This recipe comes from Ree Drummond from foodnetwork, and you can find the recipe Here
1 cup Mexican red sauce (I used bottled taco sauce because I had it.)
12 large shrimp, peeled and deveined
2 tablespoons olive oil
1 large onion, chopped into 1/2 rings
1/2 green bell pepper, sliced into strips
Butter, for cooking tortillas
6 flour tortillas
2 cups grated Monterey Jack cheese
Sour cream, for serving
Fresh cilantro leaves, for serving
Lime wedges, for serving
On a large plate, pour the red sauce over the shrimp and set aside.
Heat a skillet over high heat and add the olive oil. Cook the onions and bell peppers over high heat until they start to get nicely browned. Remove from the skillet and set aside.
Add the shrimp with the sauce. Cook, stirring occasionally, until the shrimp are opaque. Add in a little water if the sauce gets dry. Remove from the skillet and chop the shrimp into bite-size pieces.
In a clean skillet, heat some butter, place a tortilla in the skillet, then layer on the ingredients: cheese, vegetables, and shrimp. Top with a little more cheese and a second tortilla. Cook on both sides, adding butter before flipping to the other side so the tortilla isn't overly dry. Remove from heat and slice into wedges. Repeat with the rest of the tortillas and filling ingredients. Serve with sour cream, cilantro, and lime wedges.
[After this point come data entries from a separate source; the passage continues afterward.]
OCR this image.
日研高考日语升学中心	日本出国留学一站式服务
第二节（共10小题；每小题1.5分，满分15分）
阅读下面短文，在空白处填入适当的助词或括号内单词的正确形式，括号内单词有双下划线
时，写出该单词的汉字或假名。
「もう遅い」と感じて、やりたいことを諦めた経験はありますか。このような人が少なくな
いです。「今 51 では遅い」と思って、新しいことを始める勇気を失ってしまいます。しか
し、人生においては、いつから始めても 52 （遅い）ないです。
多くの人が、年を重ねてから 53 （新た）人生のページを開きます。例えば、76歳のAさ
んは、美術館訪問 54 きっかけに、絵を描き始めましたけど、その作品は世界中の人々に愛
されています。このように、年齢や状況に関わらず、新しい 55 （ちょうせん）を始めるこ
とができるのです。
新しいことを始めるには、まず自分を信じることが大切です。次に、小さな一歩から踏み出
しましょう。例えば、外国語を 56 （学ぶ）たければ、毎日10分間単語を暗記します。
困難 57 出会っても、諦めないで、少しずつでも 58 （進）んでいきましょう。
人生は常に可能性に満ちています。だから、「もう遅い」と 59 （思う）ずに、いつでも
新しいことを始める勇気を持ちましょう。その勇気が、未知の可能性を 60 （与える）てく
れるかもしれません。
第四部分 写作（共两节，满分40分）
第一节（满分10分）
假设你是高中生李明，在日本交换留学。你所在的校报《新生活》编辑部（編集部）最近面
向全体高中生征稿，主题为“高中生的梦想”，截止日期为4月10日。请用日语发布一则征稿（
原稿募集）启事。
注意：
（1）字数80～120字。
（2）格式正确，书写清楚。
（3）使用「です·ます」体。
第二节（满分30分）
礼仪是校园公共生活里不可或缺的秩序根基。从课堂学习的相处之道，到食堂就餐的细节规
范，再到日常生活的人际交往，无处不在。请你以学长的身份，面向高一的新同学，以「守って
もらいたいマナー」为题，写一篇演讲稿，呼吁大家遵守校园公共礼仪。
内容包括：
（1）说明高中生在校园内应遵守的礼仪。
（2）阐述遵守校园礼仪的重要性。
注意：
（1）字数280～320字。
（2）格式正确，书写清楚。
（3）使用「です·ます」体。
Note: I only used the green bell peppers. I cut the shrimp in the skillet. I cooked the quesadillas in a Panini Press and spread butter on the first tortilla and placed it in the Panini press with butter side down. Then I built the quesadilla and placed the second tortilla on top with the butter side up. Then I shut the press and cooked them about 3 minutes.